Bahaya Wabah Covid-19 untuk ODHA
Tanggal 1 Desember menjadi hari peringatan HIV/AIDS sedunia. Satuan Tugas Penanganan Covid-19 kembali membahas perihal beban yang dialami para orang dengan HIV/AIDS (ODHA) selama pandemi.
Informasi ini dijelaskan lebih detail oleh Direktur Pencegahan dan Pengendalian Penyakit Menular Langsung dari Kementerian Kesehatan, Wiendra Waworuntu. Ia menyebut pandemi Covid-19 sempat mengganggu aktivitas pengobatan untuk ODHA, terutama karena distribusi dan ketersediaan obat antriretroviral (ARV) yang terhambat.
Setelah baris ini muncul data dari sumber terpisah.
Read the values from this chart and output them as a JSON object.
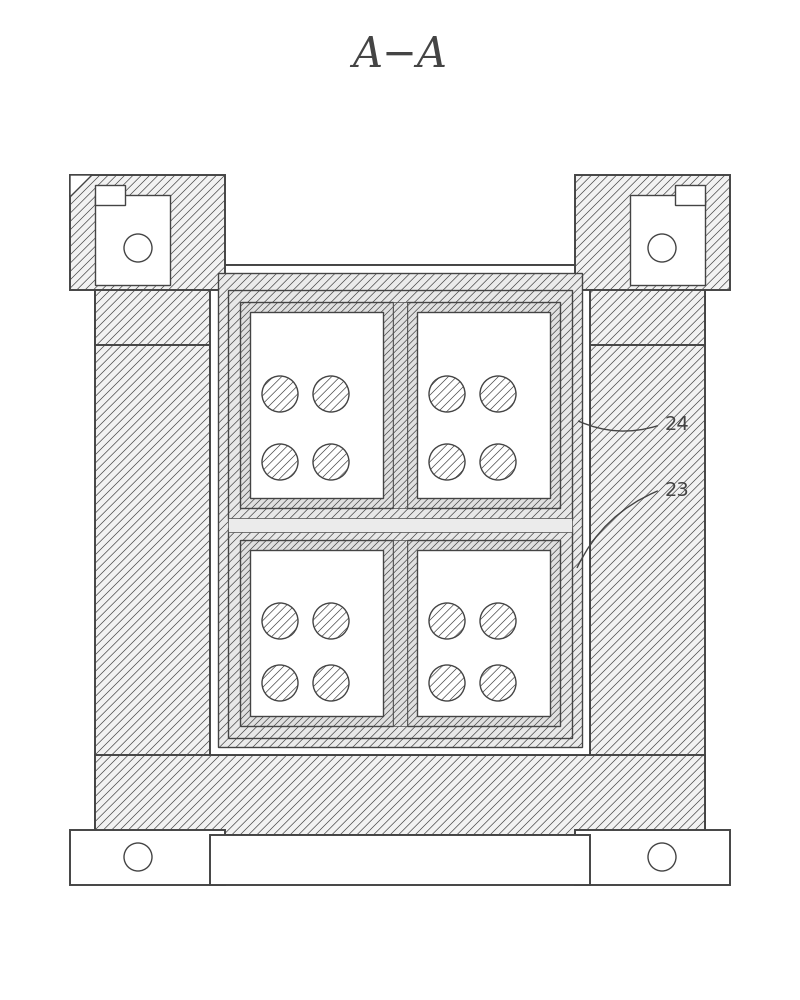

Sebagai penjelasan, ARV merupakan jenis obat yang memperlambat perkembangan HIV. ARV bekerja dengan menghilangkan unsur yang diperlukan HIV untuk menggandakan diri serta mencegah virus menghancurkan sel darah putih dalam jumlah lebih banyak.
Selama ini ARV diberikan secara gratis kepada ODHA, namun otomatis terhambat distribusinya ketika wabah corona meningkat. Yang kemudian menjadi masalah, terapi ARV ini harus dilakukan setiap hari tanpa terkecuali atau pasien akan mengalami resistensi.
Yang dimaksud resistensi adalah kondisi tubuh ODHA yang menjadi kebal terhadap jenis ARV tersebut. Bahkan dalam beberapa kasus ARV bisa jadi tidak lagi berfungsi.
Organisasi Kesehatan Dunia (WHO) juga menilai situasi pandemi Covid-19 sangat rentan terhadap ODHA yang belum mencapai supresi virus melalui pengobatan ARV. Hal ini disebabkan sistem imun ODHA yang belum pulih dari HIV.
Joint United Nations Programme on HIV and AIDS (UNAIDS) juga menyoroti tantangan ini. UNAIDS pun menyerukan agar ODHA mengambil tindakan pencegahan yang lebih disiplin demi meminimalisir potensi terinfeksi virus SARS-CoV-2. Sebab ODHA, dalam pandangan UNAIDS, masuk golongan yang berisiko tinggi mengalami komplikasi gejala klinis akibat Covid-19.
"Orang yang hidup dengan HIV/AIDS mungkin berisiko lebih tinggi terinfeksi virus dan menderita gejala yang lebih serius. Semua orang yang hidup dengan HIV harus menghubungi penyedia layanan kesehatan mereka untuk memastikan bahwa mereka memiliki persediaan obat esensial yang memadai," imbuh UNAIDS.